Komisi Pengawas Persaingan Usaha (KPPU) menyodorkan beragam masukan untuk Rancangan Undang-Undang (RUU) tentang Perubahan Ketiga atas Undang-Undang Nomor 5 Tahun 1999 tentang Larangan Praktek Monopoli dan Persaingan Usaha Tidak Sehat.
Ketua KPPU, M. Fanshurullah Asa, mencatat beberapa urgensi RUU antara lain masuk dalam program legislasi nasional (prolegnas) prioritas 2025. Menindaklanjuti putusan Mahkamah Konstitusi (MK) No.85/PUU-XIV/2016, No.54/PUU-XVIII/2020, dan No.76/PUU-XX/2022. Secara umum perlu kebijakan yang tidak melindungi pemain besar secara berlebihan tapi mendorong keterbukaan pasar dan kompetisi yang adil untuk memperkuat iklim persaingan usaha.

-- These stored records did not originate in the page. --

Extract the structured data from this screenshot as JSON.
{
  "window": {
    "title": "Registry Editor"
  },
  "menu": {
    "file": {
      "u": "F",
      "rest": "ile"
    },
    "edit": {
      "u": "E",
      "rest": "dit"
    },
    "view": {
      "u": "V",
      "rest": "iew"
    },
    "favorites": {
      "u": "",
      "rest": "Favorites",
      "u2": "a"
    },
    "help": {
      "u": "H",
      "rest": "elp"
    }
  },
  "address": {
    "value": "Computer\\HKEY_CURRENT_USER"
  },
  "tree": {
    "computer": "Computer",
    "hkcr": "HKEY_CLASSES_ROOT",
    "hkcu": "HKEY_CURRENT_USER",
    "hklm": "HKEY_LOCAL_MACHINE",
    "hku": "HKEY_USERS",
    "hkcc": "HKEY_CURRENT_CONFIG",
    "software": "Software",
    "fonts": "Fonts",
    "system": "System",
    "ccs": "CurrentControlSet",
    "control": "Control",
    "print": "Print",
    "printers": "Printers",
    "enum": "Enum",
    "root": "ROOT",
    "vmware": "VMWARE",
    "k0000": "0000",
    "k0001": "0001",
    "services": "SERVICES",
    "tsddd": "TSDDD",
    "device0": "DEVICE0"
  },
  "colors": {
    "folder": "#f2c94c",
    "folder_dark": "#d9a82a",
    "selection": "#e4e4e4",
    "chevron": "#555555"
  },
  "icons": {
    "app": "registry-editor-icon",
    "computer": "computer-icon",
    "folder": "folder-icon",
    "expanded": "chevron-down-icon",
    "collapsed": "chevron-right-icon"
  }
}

“Penegakan hukum persaingan usaha harus berjalan seiring reformasi regulasi agar Indonesia mampu menciptakan sistem ekonomi dinamis, persaingan, dan kebijakan ekonomi inklusif dimana persaingan sehat tidak hanya menciptakan efisiensi tapi membuka peluang UMKM dan koperasi naik kelas,” kata Fanshurullah, dalam rapat dengar pendapat dengan panitia kerja (panja) RUU Larangan Praktik Monopoli Komisi VI DPR, Kamis (6/11/2025) kemarin.
Baca juga:
- KPPU Dorong Amandemen UU Persaingan Usaha, Fokus Penguatan Kelembagaan dan Transformasi Kepegawaian
- Skema Pre-Closing Notification Perlu Jadi Perhatian dalam RUU Persaingan Usaha
KPPU menyodorkan beragam substansi untuk RUU Larangan Praktik Monopoli antara lain penguatan kelembagaan KPPU, khususnya kesekretariatan dan kepegawaian. Fanshurullah menegaskan KPPU harus punya struktur birokrasi internal yang akuntabel agar pelaksanaan fungsi publiknya dapat dipertanggungjawabkan.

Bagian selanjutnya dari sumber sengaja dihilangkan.